While the etiology of idiopathic nephrotic syndrome (idiopathic nephrotic syndrome [INS]; characterized by repeated relapses and comorbid allergic conditions) remains unknown, recent evidence suggests that dysfunction in regulatory T cells (Tregs) plays an important role in the development of INS as well as allergic diseases. We hypothesized that dysbiosis involving decreased butyric acid-producing gut microbiota leads to defective induction and differentiation of peripherally induced Tregs, resulting in INS relapse.
Study subjects were 12 children with INS, 8 classified as relapsing (R group; median age: 3.0 years) and 4 as non-relapsing (NR group; median age: 4.3 years), and 11 healthy children (HC group; median age: 5.1 years) serving as normal controls. Measurement of microbiota was performed using 16S ribosomal RNA metagenomic analysis, and fecal butyric acid was measured using high performance liquid chromatography. Flow-cytometric analysis of Tregs and CD4-positive (CD4+) cells in peripheral blood was also performed.
Metagenomic analysis of gut microbiota using feces showed that the proportion of butyric acid-producing bacteria was significantly lower in R (median 6.36%) than HC (median 18.84%; p = 0.0013), but no different between NR (median 16.71%) and HC (p = 0.29). Fecal organic acid analysis revealed significantly lower butyric acid quantities in R than HC (medians: 0.48 vs. 0.99 mg/g, p = 0.042). Circulating Tregs as a proportion of CD4+ cells were decreased in 75% of R and NR.
Pediatric relapsing INS patients show gut microbiota dysbiosis, characterized by a decreased proportion of butyric acid-producing bacteria and lower fecal butyric acid quantities, concomitant with reduced circulatory Tregs.
特发性肾病综合征(特发性肾病综合征 [INS];以反复复发和合并过敏病为特征)的病因仍然未知,最近的证据表明,调节性 T 细胞(Tregs)功能障碍在 INS 以及过敏疾病的发展中起着重要作用。我们假设涉及产丁酸肠道微生物群减少的失调导致外周诱导的 Tregs的诱导和分化缺陷,导致 INS 复发。

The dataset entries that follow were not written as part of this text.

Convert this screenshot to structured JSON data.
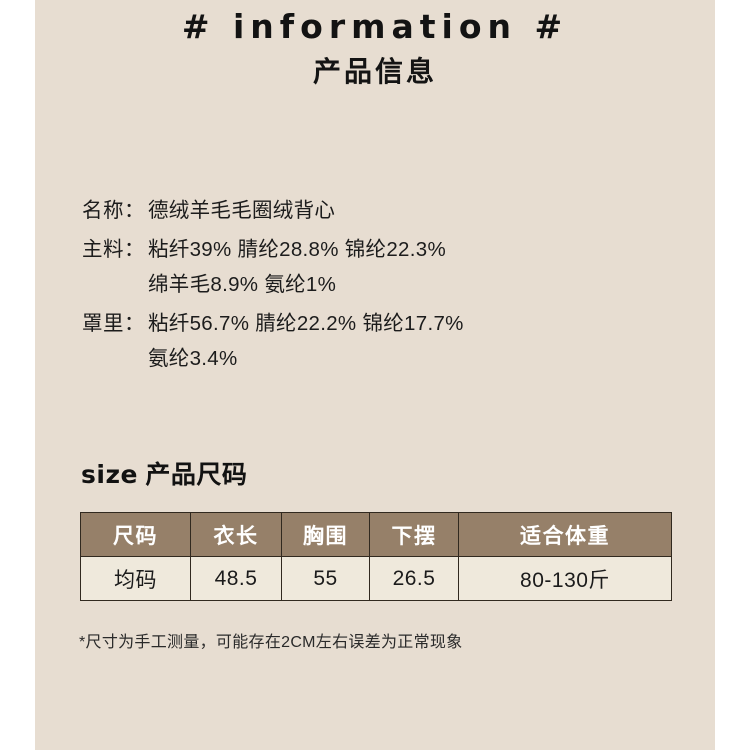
{
  "header": {
    "title": "# information #",
    "subtitle": "产品信息"
  },
  "info": {
    "rows": [
      {
        "label": "名称：",
        "value": "德绒羊毛毛圈绒背心"
      },
      {
        "label": "主料：",
        "value": "粘纤39% 腈纶28.8% 锦纶22.3%"
      },
      {
        "label": "",
        "value": "绵羊毛8.9% 氨纶1%"
      },
      {
        "label": "罩里：",
        "value": "粘纤56.7% 腈纶22.2% 锦纶17.7%"
      },
      {
        "label": "",
        "value": "氨纶3.4%"
      }
    ]
  },
  "size_section": {
    "heading_latin": "size",
    "heading_cn": " 产品尺码",
    "table": {
      "headers": [
        "尺码",
        "衣长",
        "胸围",
        "下摆",
        "适合体重"
      ],
      "rows": [
        [
          "均码",
          "48.5",
          "55",
          "26.5",
          "80-130斤"
        ]
      ]
    },
    "footnote": "*尺寸为手工测量，可能存在2CM左右误差为正常现象"
  },
  "colors": {
    "panel_background": "#e7ddd1",
    "table_header_background": "#968069",
    "table_header_text": "#ffffff",
    "table_cell_background": "#efe9dc",
    "border": "#31291f",
    "text": "#1c1c1c"
  }
}
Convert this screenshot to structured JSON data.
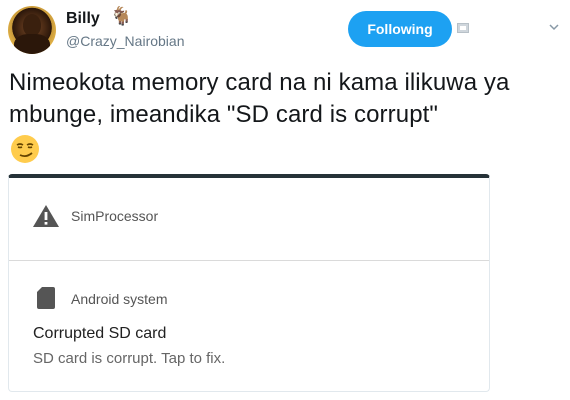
{
  "tweet": {
    "author": {
      "name": "Billy",
      "name_emoji": "🐐",
      "handle": "@Crazy_Nairobian"
    },
    "follow_button_label": "Following",
    "text": "Nimeokota memory card na ni kama ilikuwa ya mbunge, imeandika \"SD card is corrupt\"",
    "trailing_emoji": "smirking-face"
  },
  "screenshot": {
    "notification1": {
      "icon": "warning-icon",
      "app_name": "SimProcessor"
    },
    "notification2": {
      "icon": "sd-card-icon",
      "app_name": "Android system",
      "title": "Corrupted SD card",
      "text": "SD card is corrupt. Tap to fix."
    }
  },
  "colors": {
    "follow_button": "#1da1f2",
    "text": "#14171a",
    "secondary_text": "#657786"
  }
}
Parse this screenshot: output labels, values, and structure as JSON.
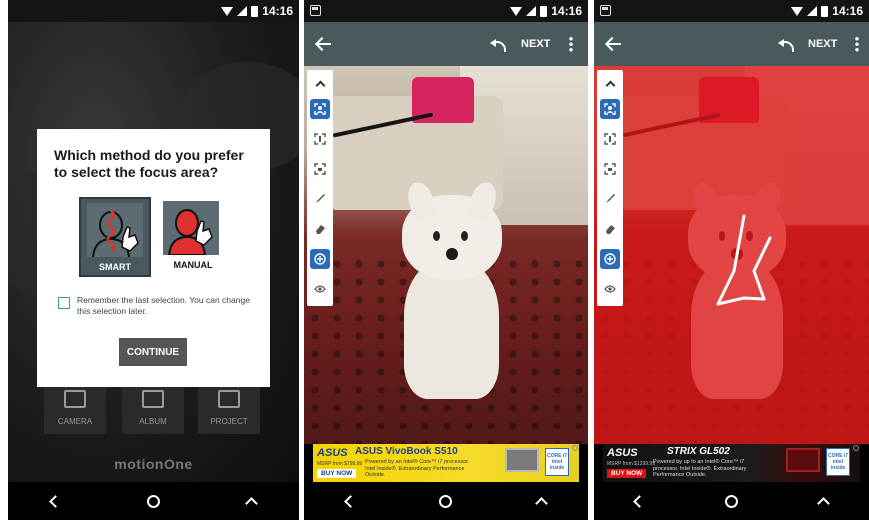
{
  "status": {
    "time": "14:16"
  },
  "panel1": {
    "dialog": {
      "title": "Which method do you prefer to select the focus area?",
      "option_smart": "SMART",
      "option_manual": "MANUAL",
      "remember_text": "Remember the last selection. You can change this selection later.",
      "continue_label": "CONTINUE"
    },
    "home": {
      "camera": "CAMERA",
      "album": "ALBUM",
      "project": "PROJECT"
    },
    "logo": "motionOne"
  },
  "toolbar": {
    "next_label": "NEXT"
  },
  "tools": [
    "chevron-up-icon",
    "smart-select-icon",
    "magic-select-icon",
    "crop-select-icon",
    "brush-icon",
    "eraser-icon",
    "zoom-icon",
    "preview-icon"
  ],
  "ad_vivobook": {
    "brand": "ASUS",
    "model": "ASUS VivoBook S510",
    "desc": "Powered by an Intel® Core™ i7 processor. Intel Inside®. Extraordinary Performance Outside.",
    "price": "MSRP from $799.99",
    "cta": "BUY NOW",
    "intel": "CORE i7 intel inside"
  },
  "ad_strix": {
    "brand": "ASUS",
    "model": "STRIX GL502",
    "desc": "Powered by up to an Intel® Core™ i7 processor. Intel Inside®. Extraordinary Performance Outside.",
    "price": "MSRP from $1299.99",
    "cta": "BUY NOW",
    "intel": "CORE i7 intel inside"
  },
  "colors": {
    "toolbar": "#4a5a5c",
    "mask": "#de1616",
    "active_tool": "#2c6bb7",
    "checkbox": "#2fa7a0"
  }
}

研究对象为 12 名特发性肾病综合征患儿,8 名复发患儿(R 组;中位年龄:3.0 岁)和 4 名非复发患儿(NR 组;中位年龄:4.3 岁),以及 11 名健康儿童(HC 组;中位年龄:5.1 岁)作为正常对照。使用 16S 核糖体 RNA 宏基因组分析测量微生物群,使用高效液相色谱法测量粪便丁酸。还进行了外周血 Tregs 和 CD4 阳性(CD4+)细胞的流式细胞术分析。
粪便肠道微生物群的宏基因组分析显示,R 组(中位数 6.36%)丁酸产生菌的比例明显低于 HC 组(中位数 18.84%;p = 0.0013),但 NR 组(中位数 16.71%)与 HC 组无差异(p = 0.29)。粪便有机酸分析显示 R 组丁酸含量明显低于 HC 组(中位数:0.48 与 0.99 mg/g,p = 0.042)。75%的 R 和 NR 患儿循环 Tregs 占 CD4+细胞的比例下降。
儿科复发 INS 患者存在肠道微生物群失调,表现为产丁酸细菌比例降低和粪便丁酸含量降低,同时循环 Tregs 减少。